上達の指南
(1)石の配置で手段も変わる
(寄稿連載 2015/08/25読売新聞掲載) 相手の石を仕留める際、部分的には複数の方法が存在することがあります。ハネから行ってもいいし、急所に直行してもいい、といったケースを思い浮かべてみてください。
しかし周辺に相手の石がきたりすると、正解は複数の手段のうちの一つに限定されることがあります。そうした実戦的詰碁に取り組んでいただきましょう。
【第1問】 黒番で考えてください。部分的には単純な基本詰碁です。△の存在が黒の着手にどう影響してくるでしょうか。
【1図】 △がなければ、黒からはAのホウリ込みでも、Bの急所直行でも白を仕留めることができるのは、すぐにお分かりいただけるはずです。
【2図】 しかし△が存在すると、どちらでもいいというわけにはいきません。黒1から行くと白2とつがれ、AとBが見合いで生きられてしまいます。
【3図】 黒1のホウリ込みが唯一の正解。白2に黒3と眼を奪い、白に右方へ渡られることもありません。
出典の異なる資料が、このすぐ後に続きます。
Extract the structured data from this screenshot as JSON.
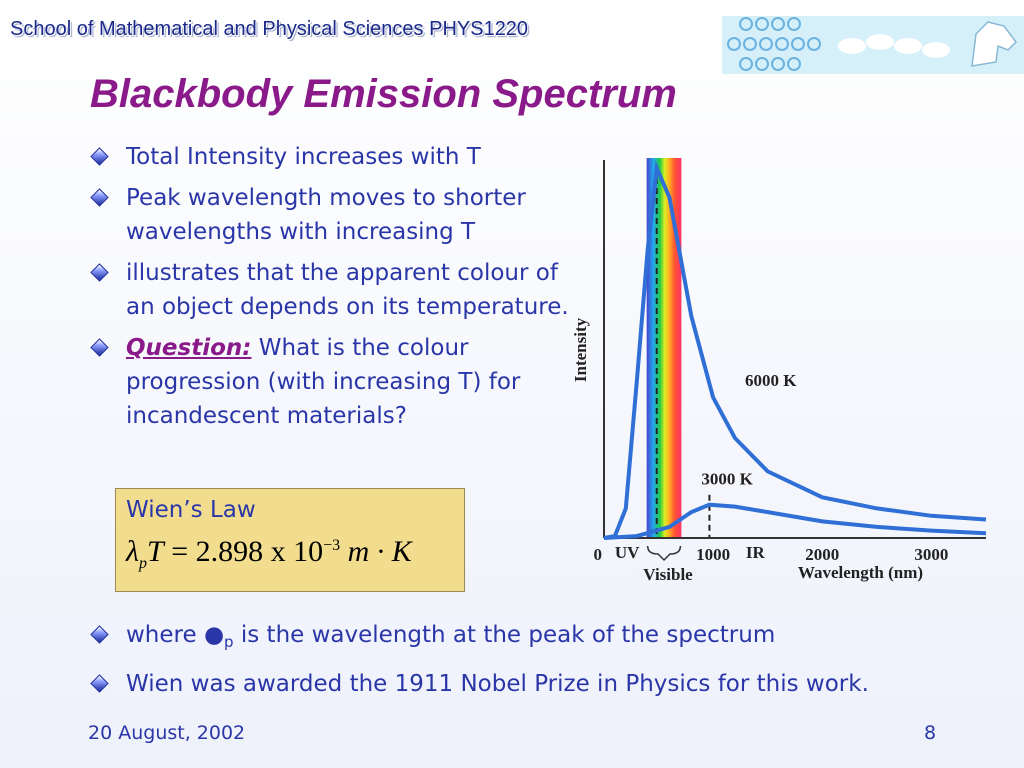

【第2問】 これも部分的には単純ですが、△3子があるので正解は一つのみです。
【4図】 黒1のハイから3の急所へ行くのは、白4と抜かれます。
【5図】 黒1と眼を欠いても白2のツギで生還されます。
【6図】 黒1の急所直行が正解。白2に黒3と眼を奪い、△に関係なく白を仕留めることができました。
●メモ● 平田智也四段は広島県出身、21歳。宋光復九段門下。昨年までNHK杯の記録係を務めており、理知的な顔に見覚えのあるファンも多いはず。非公式戦ながら若手棋戦で準優勝の実績があり、今年は第40期新人王戦で決勝に進出。許家元三段との三番勝負は9月11日開幕する。